Harvest is complete, your crop is in storage and the November skies are threatening snow. As fall turns into winter, your tubers’ respiration is slowing as they prepare for dormancy. Once your potato crop is dry, suberization is complete, and – in the case of processing varieties – colour is achieved, turn your attention to cooling your tubers to an optimal storage temperature so your crop holds its value through the months ahead.
A potato’s intended use determines the final temperature it should be held at during storage. While it is always best to verify final holding temperatures with your local potato specialist, it is generally recommended that potatoes destined to become chips or french fries require 45-50 F; fresh potatoes (table potatoes) 39-42 F; seed potatoes and potatoes that will be processed into potato starch 37-39 F. Some processing companies are currently working on breeding potato varieties that can accommodate lower storage temperatures, so be sure to stay abreast of changing recommendations.

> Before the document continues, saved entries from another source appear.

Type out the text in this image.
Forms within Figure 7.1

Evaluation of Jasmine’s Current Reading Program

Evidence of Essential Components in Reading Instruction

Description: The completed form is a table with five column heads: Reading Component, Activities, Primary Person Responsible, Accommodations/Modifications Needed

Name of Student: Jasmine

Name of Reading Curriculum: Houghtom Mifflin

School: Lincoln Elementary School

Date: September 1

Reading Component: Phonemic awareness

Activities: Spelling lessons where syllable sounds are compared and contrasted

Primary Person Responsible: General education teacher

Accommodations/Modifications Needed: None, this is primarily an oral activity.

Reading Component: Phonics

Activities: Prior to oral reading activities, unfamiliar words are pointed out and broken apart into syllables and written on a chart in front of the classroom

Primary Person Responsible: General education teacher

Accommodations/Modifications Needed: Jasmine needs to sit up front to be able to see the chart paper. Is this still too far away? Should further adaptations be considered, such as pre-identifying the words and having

Bringing tuber temperature to the optimal storage temperature correctly is as important as holding them at that temperature throughout storage. An effective cooling protocol is vital to decrease temperature fluctuations and in-crop temperature variation, limit unnecessary shrink, decrease disease development and reduce the likelihood of storage-shortening shock in the tubers.

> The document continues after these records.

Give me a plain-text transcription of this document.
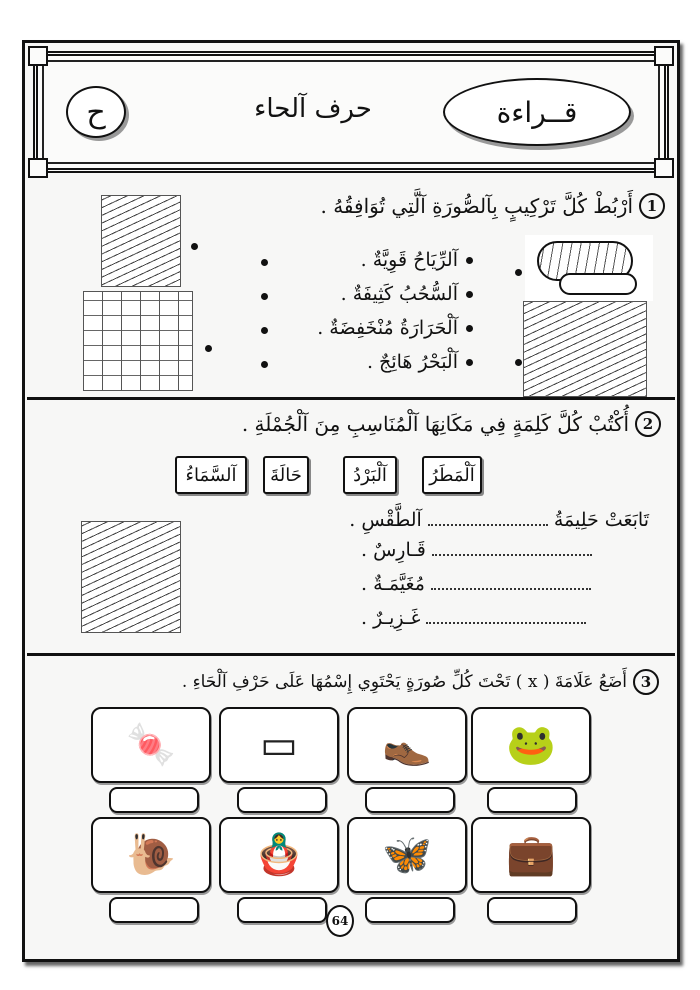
ح	حرف آلحاء	قــراءة
1
أَرْبُطْ كُلَّ تَرْكِيبٍ بِآلصُّورَةِ آلَّتِي تُوَافِقُهُ .
آلرِّيَاحُ قَوِيَّةٌ .
آلسُّحُبُ كَثِيفَةٌ .
آلْحَرَارَةُ مُنْخَفِضَةٌ .
آلْبَحْرُ هَائِجٌ .
2
أُكْتُبْ كُلَّ كَلِمَةٍ فِي مَكَانِهَا آلْمُنَاسِبِ مِنَ آلْجُمْلَةِ .
آلْمَطَرُ
آلْبَرْدُ
حَالَةَ
آلسَّمَاءُ
تَابَعَتْ حَلِيمَةُ
آلطَّقْسِ .
قَـارِسٌ .
مُغَيَّمَـةٌ .
غَـزِيـرٌ .
3
أَضَعُ عَلَامَةَ ( x ) تَحْتَ كُلِّ صُورَةٍ يَحْتَوِي إِسْمُهَا عَلَى حَرْفِ آلْحَاءِ .
🍬 ▭ 👞 🐸
🐌 🪆 🦋 💼
64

A crop must always be cooled gradually and consistently in order to make sure the temperature of the crop follows the supply temperature downward and no significant temperature differential develops. A well-equipped control system typically allows for pre-set and automatic temperature management.

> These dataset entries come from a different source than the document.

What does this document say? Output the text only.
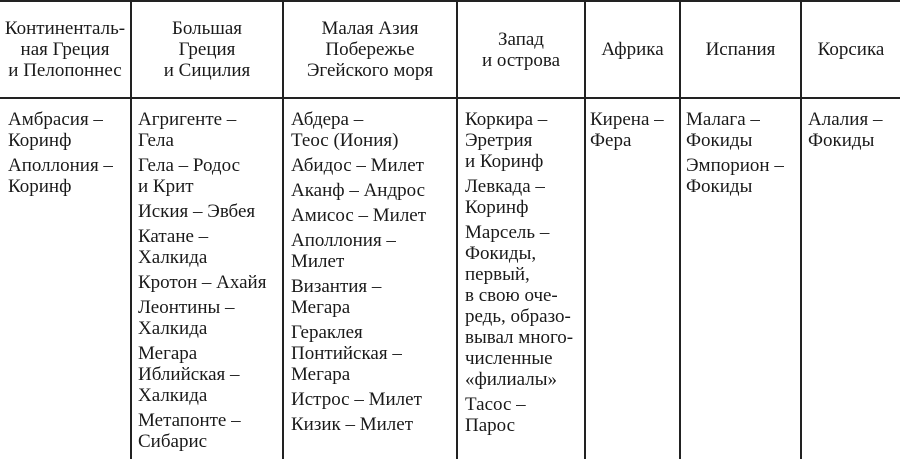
Континенталь-
ная Греция
и Пелопоннес
Большая
Греция
и Сицилия
Малая Азия
Побережье
Эгейского моря
Запад
и острова Африка Испания Корсика
Амбрасия –
Коринф
Аполлония –
Коринф
Агригенте –
Гела
Гела – Родос
и Крит
Иския – Эвбея
Катане –
Халкида
Кротон – Ахайя
Леонтины –
Халкида
Мегара
Иблийская –
Халкида
Метапонте –
Сибарис
Абдера –
Теос (Иония)
Абидос – Милет
Аканф – Андрос
Амисос – Милет
Аполлония –
Милет
Византия –
Мегара
Гераклея
Понтийская –
Мегара
Истрос – Милет
Кизик – Милет
Коркира –
Эретрия
и Коринф
Левкада –
Коринф
Марсель –
Фокиды,
первый,
в свою оче-
редь, образо-
вывал много-
численные
«филиалы»
Тасос –
Парос
Кирена –
Фера
Малага –
Фокиды
Эмпорион –
Фокиды
Алалия –
Фокиды
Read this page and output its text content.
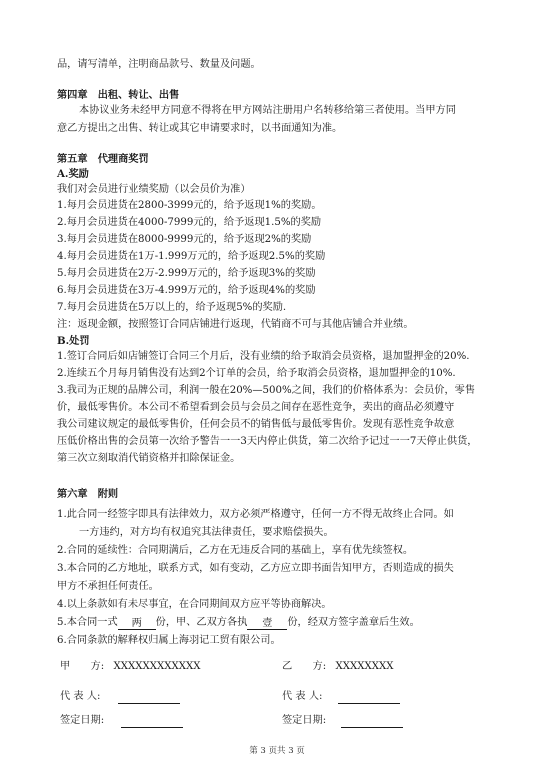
品，请写清单，注明商品款号、数量及问题。
第四章　出租、转让、出售
本协议业务未经甲方同意不得将在甲方网站注册用户名转移给第三者使用。当甲方同
意乙方提出之出售、转让或其它申请要求时，以书面通知为准。
第五章　代理商奖罚
A.奖励
我们对会员进行业绩奖励（以会员价为准）
1.每月会员进货在2800-3999元的，给予返现1%的奖励。
2.每月会员进货在4000-7999元的，给予返现1.5%的奖励
3.每月会员进货在8000-9999元的，给予返现2%的奖励
4.每月会员进货在1万-1.999万元的，给予返现2.5%的奖励
5.每月会员进货在2万-2.999万元的，给予返现3%的奖励
6.每月会员进货在3万-4.999万元的，给予返现4%的奖励
7.每月会员进货在5万以上的，给予返现5%的奖励.
注：返现金额，按照签订合同店铺进行返现，代销商不可与其他店铺合并业绩。
B.处罚
1.签订合同后如店铺签订合同三个月后，没有业绩的给予取消会员资格，退加盟押金的20%.
2.连续五个月每月销售没有达到2个订单的会员，给予取消会员资格，退加盟押金的10%.
3.我司为正规的品牌公司，利润一般在20%—500%之间，我们的价格体系为：会员价，零售
价，最低零售价。本公司不希望看到会员与会员之间存在恶性竞争，卖出的商品必须遵守
我公司建议规定的最低零售价，任何会员不的销售低与最低零售价。发现有恶性竞争故意
压低价格出售的会员第一次给予警告一一3天内停止供货，第二次给予记过一一7天停止供货，
第三次立刻取消代销资格并扣除保证金。
第六章　附则
1.此合同一经签字即具有法律效力，双方必须严格遵守，任何一方不得无故终止合同。如
一方违约，对方均有权追究其法律责任，要求赔偿损失。
2.合同的延续性：合同期满后，乙方在无违反合同的基础上，享有优先续签权。
3.本合同的乙方地址，联系方式，如有变动，乙方应立即书面告知甲方，否则造成的损失
甲方不承担任何责任。
4.以上条款如有未尽事宜，在合同期间双方应平等协商解决。
5.本合同一式 两 份，甲、乙双方各执 壹 份，经双方签字盖章后生效。
6.合同条款的解释权归属上海羽记工贸有限公司。
甲　　方: XXXXXXXXXXXX	乙　　方: XXXXXXXX
代 表 人:	代 表 人:
签定日期:	签定日期:
第 3 页共 3 页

Slow cooling is also important because fall temperatures can be inconsistent: pulling the temperature down too quickly may present issues if the crop is cooled too much and no cool air is available during warm days.
The rate of cooling will depend on the availability of cool air, the airflow capacity, and the uniformity of airflow. Remember that consistent, adequate airflow is vital to successful cooling and long-term storage.
Aim to lower the supply temperature by approximately 0.1-0.5 F per day, depending on the crop requirements and so long as the supply air is not more than 2-5 F lower than the return air. Maintain relative humidity of cooling air at 95 per cent, otherwise moisture will be drawn out from the inside of the tubers through transpiration.
It is very important, once cooling begins, that the supply air temperature does not increase at any point during the cooling process. Tubers entering storage are living organisms that enter temporary dormancy when confronted with cooling temperatures. Any sudden increase in supply air could trigger sprouting.